Глеб шагнул вперед. Я вскинула руку, не оборачиваясь, и он замер. Этот жест вышел у меня сам, как у хозяйки, которая не хочет, чтобы гость вмешивался в разговор с прислугой. Я почувствовала, как под вязью на запястье стало горячо, и на секунду мне показалось, что вязь дрогнула, пошла тонкой трещинкой. Нет. Показалось.

— Хранительница, — снова сказала я. — Я не возьму у тебя подпись. Мне она не нужна. Мне нужна твоя печать на заявлении, которое ты подашь в вольный реестр сама. Не за меня. За себя. Как свободная женщина, которая шесть лет была печатью в чужих руках. Ты имеешь право подать в реестр жалобу на совет. По той же четвертой статье устава. Старейшины давили на тебя, чтобы ты молчала. Это записано. Я запишу.

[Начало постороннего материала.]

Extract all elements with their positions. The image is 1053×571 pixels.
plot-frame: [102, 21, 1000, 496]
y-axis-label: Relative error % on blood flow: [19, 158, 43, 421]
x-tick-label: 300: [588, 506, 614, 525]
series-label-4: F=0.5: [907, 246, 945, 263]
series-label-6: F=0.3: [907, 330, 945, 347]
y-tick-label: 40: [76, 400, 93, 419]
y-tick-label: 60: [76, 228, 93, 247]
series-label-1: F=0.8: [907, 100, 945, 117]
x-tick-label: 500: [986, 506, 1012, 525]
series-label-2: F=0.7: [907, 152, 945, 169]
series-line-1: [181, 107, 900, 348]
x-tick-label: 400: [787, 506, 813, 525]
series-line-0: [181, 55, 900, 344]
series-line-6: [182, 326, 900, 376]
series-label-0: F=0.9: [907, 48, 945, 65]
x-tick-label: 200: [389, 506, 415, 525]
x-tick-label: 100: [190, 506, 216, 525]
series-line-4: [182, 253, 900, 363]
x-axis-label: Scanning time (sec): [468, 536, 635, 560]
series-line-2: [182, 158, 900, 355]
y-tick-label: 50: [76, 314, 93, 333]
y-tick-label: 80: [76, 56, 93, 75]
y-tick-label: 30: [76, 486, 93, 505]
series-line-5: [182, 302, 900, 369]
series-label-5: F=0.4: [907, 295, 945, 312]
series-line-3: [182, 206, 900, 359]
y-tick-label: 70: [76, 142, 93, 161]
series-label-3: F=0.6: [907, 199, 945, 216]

Марьяна уставилась на меня, как на сумасшедшую. Потом медленно, очень медленно перевела взгляд на Глеба. Он стоял, как вкопанный, лицо у него окаменело, но руки, я видела, были пусты. Ни перчатки, ни поводка, ни кольца с печаткой. Просто человек, который впервые в жизни не знал, что приказать.

— Я могу подать жалобу? — спросила Марьяна, и голос у нее дрогнул.

— Можешь, — ответила я. — Устав это позволяет любой свободной женщине, не зависимой от стаи. Ты вдова. Ты не под советом. Ты под очагом. Очаг выше совета. По уставу, который ты же и хранишь.

Глеб наконец выдохнул. Я услышала, как у него в груди что-то сдвинулось, как старая мебель, которую слишком долго не сдвигали с места.

— Марьяна, — сказал он, и голос у него был чужой, хриплый, не альфий. — Я прошу тебя. Не приказываю. Прошу. Помоги моей жене.

— Бывшей, — поправила я, не повышая голоса.

— Бывшей жене, — повторил он, и желвак прошел по его челюсти. — Помоги ей получить право на собственное имя.

Марьяна вытерла слезу тыльной стороной ладони, размазав по лицу грязь и морось. Потом, не глядя ни на кого, взяла свою медную печать, подержала в кулаке, как ребенка, и молча протянула мне.

— Я подпишу, — сказала она. — Только не здесь. У вольного реестра. При свидетелях. Я не хочу, чтобы совет прислал стражу к моему порогу.

— У ворот, — ответила я. — Через час. Перед обедом. Я приведу свидетелей. Ты только приди.

Она кивнула, спрятала печать за пазуху, поднялась и пошла к калитке, маленькая, в своем сером платке, под мелким дождем. Я смотрела ей в спину и впервые за этот день почувствовала, что почва под моими ногами не зыблется. Под вязью на запястье ровно и горячо билось мое собственное сердце, а не его.

Глеб стоял рядом, молчал, и я не знала, что ему сказать. И не была должна.